Cette modulation de la charge de la preuve a été confirmée par la Cour de cassation (Cass. soc., 27 novembre 2019, n° 18-10.551).
Les éléments de preuve
Les éléments de preuve du salarié sont notamment les suivants :
- Les témoignages avec des attestations de collègues, d’anciens salariés, de clients, etc. ;
- Les documents écrits comme les échanges de courriels, SMS, comptes-rendus de réunions, évaluations professionnelles, plannings, feuilles de temps prouvant une surcharge de travail, etc. ;
- Les absences répétées du salarié ;
- Les certificats médicaux établis par le médecin traitant, le psychiatre, le psychologue, décrivant l’état de santé mentale (anxiété, dépression, burn-out, stress post-traumatique, etc.) et faisant le lien avec les conditions de travail du salarié ;
- Les constats d’huissier peuvent être établis pour des faits observables (conditions de travail dégradées, etc.) ;
- Les rapports d’expertise d’experts psychiatres ou psychologues désignés par le juge ou à l’initiative du salarié ;
- Les signalements internes avec la preuve des alertes émises auprès de la hiérarchie, des ressources humaines, des représentants du personnel, du médecin du travail.
Les différentes procédures
La juridiction compétente est le Conseil de prud’hommes qui est saisi par une requête aux fins de saisine déposée au greffe par le salarié ou son représentant ;
Concernant l’action cessation des agissements causant des troubles mentaux au salarié, il existe plusieurs types de procédures.
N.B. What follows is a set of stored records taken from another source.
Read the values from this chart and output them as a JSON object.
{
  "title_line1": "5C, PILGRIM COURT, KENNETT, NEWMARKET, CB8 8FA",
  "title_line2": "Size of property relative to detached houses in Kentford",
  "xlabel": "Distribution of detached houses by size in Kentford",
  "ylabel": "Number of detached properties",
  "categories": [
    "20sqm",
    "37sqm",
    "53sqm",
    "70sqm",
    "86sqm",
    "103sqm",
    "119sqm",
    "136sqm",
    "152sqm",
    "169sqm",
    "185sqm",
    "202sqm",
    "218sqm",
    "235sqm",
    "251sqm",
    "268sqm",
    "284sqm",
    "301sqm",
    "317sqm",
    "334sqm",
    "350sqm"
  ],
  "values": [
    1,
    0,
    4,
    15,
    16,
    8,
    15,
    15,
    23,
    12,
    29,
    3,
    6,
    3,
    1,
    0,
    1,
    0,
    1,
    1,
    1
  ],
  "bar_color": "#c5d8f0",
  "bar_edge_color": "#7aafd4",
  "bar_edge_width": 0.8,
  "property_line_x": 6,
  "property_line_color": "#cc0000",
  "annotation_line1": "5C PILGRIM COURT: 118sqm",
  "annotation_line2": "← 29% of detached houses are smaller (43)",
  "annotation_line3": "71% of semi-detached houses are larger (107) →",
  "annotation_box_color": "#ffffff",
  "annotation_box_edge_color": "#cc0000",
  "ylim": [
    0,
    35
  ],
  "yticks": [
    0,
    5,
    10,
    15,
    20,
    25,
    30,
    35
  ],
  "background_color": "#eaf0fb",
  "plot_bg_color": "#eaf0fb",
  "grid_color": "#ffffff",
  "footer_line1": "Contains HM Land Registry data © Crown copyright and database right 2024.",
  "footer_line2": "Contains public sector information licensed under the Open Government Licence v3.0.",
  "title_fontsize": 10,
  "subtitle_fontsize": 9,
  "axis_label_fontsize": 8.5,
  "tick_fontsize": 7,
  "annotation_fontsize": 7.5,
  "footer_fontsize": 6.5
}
Le salarié précisera dans sa requête celle qu’il souhaite engager parmi les suivantes :
- La procédure devant le Bureau de conciliation et d’orientation est la première étape obligatoire de la procédure prud’homale, sauf exceptions. Son objectif principal est de favoriser un règlement amiable du litige entre le salarié et l’employeur. En cas d’échec, total ou partiel, l’affaire est ensuite orientée vers le Bureau de jugement, qui sera chargé de trancher les points litigieux. Dans l’attente, le Bureau de conciliation et d’orientation peut prendre des mesures provisoires ;
- La procédure accélérée au fond qui permet une évaluation complète des faits directement devant le bureau de jugement, uniquement pour les cas prévus par la loi tels que le harcèlement moral et le harcèlement sexuel. Ce n’est pas une obligation pour le salarié mais dans ces deux situations il peut bénéficier de cette procédure pour aller directement à la phase de jugement sans passer par la phase de tentative de conciliation ;
- La procédure de référé qui permet à la formation des référés d’ordonner des mesures provisoires et urgentes pour faire cesser un trouble manifestement illicite. ;
Les délais pour agir
Le délai applicable pour agir en justice, c’est à dire le délai de prescription de l’action en justice, dépend du fondement juridique de l’action engagée, à savoir :
- En cas de harcèlement moral avéré ou allégué et de harcèlement sexuel, le délai de prescription est de 5 ans à compter du dernier fait de harcèlement ;
- Les actions relatives à l’exécution du contrat de travail, qui comprend l’obligation générale de sécurité de l’employeur et par conséquent les situations susceptibles d’engendrer des troubles mentaux, sont soumises à un délai de prescription de 2 ans à compter du fait générateur des troubles.